Life
in
food
Life
in
food
An interview with food historian Laura Mason: palates evolve from when a single sachet of sugar was the greatest of luxuries to an era of dizzying, endless choice and pan-cuisines. Laura has a lot to say, and we have a lot to learn.
By the time I found Laura Mason’s anthologies on the history and wonder of British cooking, my relationship with the food of my forefathers had long soured. I wanted to locate the taste of home in greasy spoons, but it wasn’t going to happen. Except for marmite-laced gravy and Welsh cakes served annually on Saint David’s day, I couldn’t name a single dish I enjoyed.
I had an unusual palette for a primary schooler. Even then, I saw British food through beige-tinted glasses — declining brick-thick chocolate crunch and scorning smiley potato faces and turkey twizzlers. My avoidances had little to do with health anxiety or fussiness and everything to do with flavour. Food dictated my mood with speed and ferocity. A bad cup of tea was a foreboding omen, a soggy cone of chips a sign of impending doom. Tucking into a chalky Brace’s loaf, I dreamt of Italian loaves kneaded by concerned Nonna’s, their aprons dusted with an inflammatory kind of love.
Almost every other country prides itself on its national dishes and their rich history. If you ask our citizens to pick a national dish, they’ll usually cite a meat and two-veg combo, or chicken tikka masala, famously invented in Scotland by Indian migrants — a glowing testament to our rich multiculturalism.
I’d still like to feel connected to my landscape, to be able to whip up a dish at whim — one that contributes meaningfully to the feasts I’ve shared with friends from around the world.
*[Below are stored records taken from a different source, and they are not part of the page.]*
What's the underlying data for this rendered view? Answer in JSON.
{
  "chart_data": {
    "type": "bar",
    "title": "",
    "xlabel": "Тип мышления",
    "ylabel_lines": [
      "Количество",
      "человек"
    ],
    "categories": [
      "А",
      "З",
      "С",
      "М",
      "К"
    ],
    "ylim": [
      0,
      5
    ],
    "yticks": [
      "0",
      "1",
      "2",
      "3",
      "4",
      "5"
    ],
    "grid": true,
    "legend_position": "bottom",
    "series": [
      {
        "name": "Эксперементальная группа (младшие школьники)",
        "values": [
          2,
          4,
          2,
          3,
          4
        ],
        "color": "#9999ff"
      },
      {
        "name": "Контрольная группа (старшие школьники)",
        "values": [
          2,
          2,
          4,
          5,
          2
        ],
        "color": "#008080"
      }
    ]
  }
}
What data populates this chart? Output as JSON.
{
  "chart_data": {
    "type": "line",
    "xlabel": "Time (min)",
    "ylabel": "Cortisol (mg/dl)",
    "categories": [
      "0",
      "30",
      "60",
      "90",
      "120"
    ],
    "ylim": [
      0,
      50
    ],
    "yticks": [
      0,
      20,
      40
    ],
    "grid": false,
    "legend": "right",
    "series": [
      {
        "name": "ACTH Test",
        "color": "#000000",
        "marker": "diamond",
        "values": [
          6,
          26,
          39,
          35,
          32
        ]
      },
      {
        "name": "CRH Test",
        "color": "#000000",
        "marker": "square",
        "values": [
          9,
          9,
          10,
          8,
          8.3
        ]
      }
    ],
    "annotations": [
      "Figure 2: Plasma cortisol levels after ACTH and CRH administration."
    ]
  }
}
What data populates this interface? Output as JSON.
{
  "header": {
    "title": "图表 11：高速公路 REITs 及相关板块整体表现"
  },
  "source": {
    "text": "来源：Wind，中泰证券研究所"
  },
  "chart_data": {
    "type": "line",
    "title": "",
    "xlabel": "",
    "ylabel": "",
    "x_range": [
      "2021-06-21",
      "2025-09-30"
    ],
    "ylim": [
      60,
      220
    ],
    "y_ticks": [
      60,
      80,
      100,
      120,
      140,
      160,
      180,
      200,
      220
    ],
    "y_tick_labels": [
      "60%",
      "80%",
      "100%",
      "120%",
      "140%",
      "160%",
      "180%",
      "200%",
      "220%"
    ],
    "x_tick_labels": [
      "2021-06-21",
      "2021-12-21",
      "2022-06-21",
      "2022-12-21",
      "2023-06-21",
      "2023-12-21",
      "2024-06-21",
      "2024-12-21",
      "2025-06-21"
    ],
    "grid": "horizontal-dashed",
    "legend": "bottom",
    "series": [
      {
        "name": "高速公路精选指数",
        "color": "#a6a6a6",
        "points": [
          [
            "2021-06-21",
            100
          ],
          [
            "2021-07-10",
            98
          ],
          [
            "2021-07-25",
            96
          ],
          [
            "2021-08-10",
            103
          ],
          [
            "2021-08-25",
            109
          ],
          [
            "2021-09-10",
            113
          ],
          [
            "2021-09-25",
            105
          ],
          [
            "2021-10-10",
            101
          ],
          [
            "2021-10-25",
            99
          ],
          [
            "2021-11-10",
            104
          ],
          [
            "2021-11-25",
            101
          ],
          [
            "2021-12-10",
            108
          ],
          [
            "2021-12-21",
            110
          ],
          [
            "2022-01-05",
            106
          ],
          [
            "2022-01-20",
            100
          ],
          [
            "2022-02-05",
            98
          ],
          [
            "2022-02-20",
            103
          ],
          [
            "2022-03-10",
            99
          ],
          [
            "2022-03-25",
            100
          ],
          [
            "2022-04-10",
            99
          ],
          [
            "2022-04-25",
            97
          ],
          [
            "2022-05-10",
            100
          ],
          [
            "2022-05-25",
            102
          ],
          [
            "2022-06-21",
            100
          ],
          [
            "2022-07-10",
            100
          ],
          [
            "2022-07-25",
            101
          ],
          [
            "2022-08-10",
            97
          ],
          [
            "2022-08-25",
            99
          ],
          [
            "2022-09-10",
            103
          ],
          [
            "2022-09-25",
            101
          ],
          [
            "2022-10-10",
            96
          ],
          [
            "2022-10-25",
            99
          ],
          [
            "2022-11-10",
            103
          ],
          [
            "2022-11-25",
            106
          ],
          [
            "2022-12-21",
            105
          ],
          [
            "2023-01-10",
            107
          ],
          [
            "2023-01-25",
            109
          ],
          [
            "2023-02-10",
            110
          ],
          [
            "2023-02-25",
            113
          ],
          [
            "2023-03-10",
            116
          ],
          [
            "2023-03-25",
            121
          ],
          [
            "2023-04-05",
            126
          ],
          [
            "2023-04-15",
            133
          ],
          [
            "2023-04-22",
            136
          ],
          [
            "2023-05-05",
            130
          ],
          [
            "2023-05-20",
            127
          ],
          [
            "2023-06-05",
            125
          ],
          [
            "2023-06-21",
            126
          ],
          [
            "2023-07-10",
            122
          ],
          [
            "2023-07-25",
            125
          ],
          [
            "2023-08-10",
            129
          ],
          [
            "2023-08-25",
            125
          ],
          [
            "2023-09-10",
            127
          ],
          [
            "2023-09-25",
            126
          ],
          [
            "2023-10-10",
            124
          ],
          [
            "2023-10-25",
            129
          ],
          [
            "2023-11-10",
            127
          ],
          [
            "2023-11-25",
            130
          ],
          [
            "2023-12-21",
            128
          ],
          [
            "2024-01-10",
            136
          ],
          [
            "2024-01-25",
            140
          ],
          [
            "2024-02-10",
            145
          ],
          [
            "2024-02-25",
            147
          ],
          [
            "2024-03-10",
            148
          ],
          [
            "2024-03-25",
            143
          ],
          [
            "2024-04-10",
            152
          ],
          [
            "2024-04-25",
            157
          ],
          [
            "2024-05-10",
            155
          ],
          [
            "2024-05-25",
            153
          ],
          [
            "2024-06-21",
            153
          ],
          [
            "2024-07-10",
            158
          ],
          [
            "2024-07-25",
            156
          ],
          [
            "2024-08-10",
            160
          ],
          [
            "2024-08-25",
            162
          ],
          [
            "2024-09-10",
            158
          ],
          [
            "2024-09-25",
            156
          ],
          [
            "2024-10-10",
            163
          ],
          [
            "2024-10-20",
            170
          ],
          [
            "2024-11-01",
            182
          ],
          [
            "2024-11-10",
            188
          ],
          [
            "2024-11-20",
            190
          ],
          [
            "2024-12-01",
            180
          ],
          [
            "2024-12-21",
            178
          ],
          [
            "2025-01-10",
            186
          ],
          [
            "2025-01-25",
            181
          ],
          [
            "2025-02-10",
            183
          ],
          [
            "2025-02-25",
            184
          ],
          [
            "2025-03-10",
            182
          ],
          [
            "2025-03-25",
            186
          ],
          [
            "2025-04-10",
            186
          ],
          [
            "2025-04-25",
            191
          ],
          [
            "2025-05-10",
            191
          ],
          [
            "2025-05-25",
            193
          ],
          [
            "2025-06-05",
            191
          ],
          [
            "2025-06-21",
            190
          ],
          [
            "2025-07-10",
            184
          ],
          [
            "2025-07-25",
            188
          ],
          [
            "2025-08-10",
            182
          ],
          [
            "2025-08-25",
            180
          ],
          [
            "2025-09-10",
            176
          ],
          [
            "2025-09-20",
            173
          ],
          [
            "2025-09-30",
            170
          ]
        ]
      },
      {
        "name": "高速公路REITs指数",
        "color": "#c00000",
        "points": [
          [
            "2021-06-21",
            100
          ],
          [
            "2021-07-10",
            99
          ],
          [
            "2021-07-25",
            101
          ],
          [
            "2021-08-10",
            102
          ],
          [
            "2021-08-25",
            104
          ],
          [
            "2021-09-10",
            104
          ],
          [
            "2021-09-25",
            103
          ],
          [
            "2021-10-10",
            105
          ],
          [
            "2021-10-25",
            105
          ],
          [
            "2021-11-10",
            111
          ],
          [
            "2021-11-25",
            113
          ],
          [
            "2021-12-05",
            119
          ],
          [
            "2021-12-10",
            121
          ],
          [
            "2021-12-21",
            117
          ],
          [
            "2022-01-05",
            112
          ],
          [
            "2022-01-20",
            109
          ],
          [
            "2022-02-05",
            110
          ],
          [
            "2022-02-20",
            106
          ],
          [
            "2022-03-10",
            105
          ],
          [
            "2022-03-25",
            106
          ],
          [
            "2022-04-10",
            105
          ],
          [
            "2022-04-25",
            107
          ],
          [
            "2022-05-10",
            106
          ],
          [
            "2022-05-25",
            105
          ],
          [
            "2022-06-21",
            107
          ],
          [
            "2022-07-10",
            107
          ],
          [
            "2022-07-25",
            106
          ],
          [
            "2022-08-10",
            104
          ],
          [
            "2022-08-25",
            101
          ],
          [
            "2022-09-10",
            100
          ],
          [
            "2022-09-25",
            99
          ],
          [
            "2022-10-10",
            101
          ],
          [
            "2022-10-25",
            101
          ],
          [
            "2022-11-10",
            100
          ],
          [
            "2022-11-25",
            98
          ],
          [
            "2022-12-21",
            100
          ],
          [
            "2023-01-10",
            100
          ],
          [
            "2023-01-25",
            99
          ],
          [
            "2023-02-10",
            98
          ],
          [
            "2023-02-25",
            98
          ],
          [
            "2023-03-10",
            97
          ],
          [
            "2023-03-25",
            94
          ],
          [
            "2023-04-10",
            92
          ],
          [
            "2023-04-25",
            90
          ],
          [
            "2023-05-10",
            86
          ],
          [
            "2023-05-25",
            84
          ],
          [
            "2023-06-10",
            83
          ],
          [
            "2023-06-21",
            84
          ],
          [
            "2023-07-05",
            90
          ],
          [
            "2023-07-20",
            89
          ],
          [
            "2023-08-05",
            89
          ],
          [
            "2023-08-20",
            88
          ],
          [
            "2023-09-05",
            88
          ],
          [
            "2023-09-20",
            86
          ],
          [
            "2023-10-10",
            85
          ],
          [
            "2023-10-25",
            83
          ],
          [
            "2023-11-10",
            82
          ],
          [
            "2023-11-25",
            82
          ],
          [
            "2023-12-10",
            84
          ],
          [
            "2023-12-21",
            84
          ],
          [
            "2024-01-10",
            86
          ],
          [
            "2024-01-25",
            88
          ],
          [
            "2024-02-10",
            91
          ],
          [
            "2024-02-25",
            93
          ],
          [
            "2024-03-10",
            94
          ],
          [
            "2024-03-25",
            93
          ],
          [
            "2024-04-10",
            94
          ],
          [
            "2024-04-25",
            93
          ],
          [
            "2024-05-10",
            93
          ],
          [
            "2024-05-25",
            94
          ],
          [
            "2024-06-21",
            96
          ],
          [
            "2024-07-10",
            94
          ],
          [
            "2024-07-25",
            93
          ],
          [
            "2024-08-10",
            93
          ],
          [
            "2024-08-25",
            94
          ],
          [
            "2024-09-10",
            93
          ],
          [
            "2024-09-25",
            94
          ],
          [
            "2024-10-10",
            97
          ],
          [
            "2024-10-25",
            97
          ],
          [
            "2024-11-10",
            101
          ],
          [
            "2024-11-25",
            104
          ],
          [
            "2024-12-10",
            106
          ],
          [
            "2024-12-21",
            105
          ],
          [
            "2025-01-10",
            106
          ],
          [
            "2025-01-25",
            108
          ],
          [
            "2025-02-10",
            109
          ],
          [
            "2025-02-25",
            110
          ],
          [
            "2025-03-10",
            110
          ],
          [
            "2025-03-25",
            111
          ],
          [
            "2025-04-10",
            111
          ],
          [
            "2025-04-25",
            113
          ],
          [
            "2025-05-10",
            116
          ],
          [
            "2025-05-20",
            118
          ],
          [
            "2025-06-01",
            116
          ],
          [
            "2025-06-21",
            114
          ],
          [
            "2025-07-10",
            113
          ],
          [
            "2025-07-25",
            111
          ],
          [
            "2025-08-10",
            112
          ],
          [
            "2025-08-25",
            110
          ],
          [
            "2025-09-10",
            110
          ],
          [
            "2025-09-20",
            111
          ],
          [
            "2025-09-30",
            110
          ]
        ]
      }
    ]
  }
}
I’m not missing nationalism. Food is comfort and identity. Home is comfort and identity. I want to unite them.
Internationally, our hospitality is still the butt of the joke. In 2005, then French President Jacques Chirac said, “One cannot trust people with cuisine so bad.” In 2014, the US ambassador to the UK claimed to have been served lamb and potatoes 180 times in a single year. As Stuart Heritage wrote, “Maybe he should try our colourless tapioca or damp Brussels sprouts instead. Indigestible food is what makes this country great.”

While the Brits excel at self-deprecation, I’m growing tired of this trope. Laura Mason shows us that great British food is A Thing — and it’s not reserved for the realms of olde cookery, where blackbirds jump nightmarishly from pies and diners are ridden with colonial gout. Nor is it simply one of Jamie Oliver’s fantasies. It isn’t for the elite. It’s for you and me.
Things are changing. That the 2015 finale of The Great British Bake Off had higher ratings than anything else on television that year (more than 13 million viewers) is proof, as is the increasing popularity of traditional markets and ethical choices. With open-mindedness and persistence, we can find a host of new favourite foods in Laura’s work.
Laura Mason is perhaps one of the world’s most respected food historians. She had seen our palates evolve from when a single sachet of sugar was the greatest of luxuries to an era of dizzying, endless choice and pan-cuisines. She has a lot to say, and we have a lot to learn.
Sitting in her living room, I find her majestic and wise and heart-warmingly helpful. She’s put the kettle on and carted a staggering number of dusty books down from the attic for reference and context. “I want to stress that it was far bigger than that one book,” she smiles. “It was a whole movement, a whole life’s work.”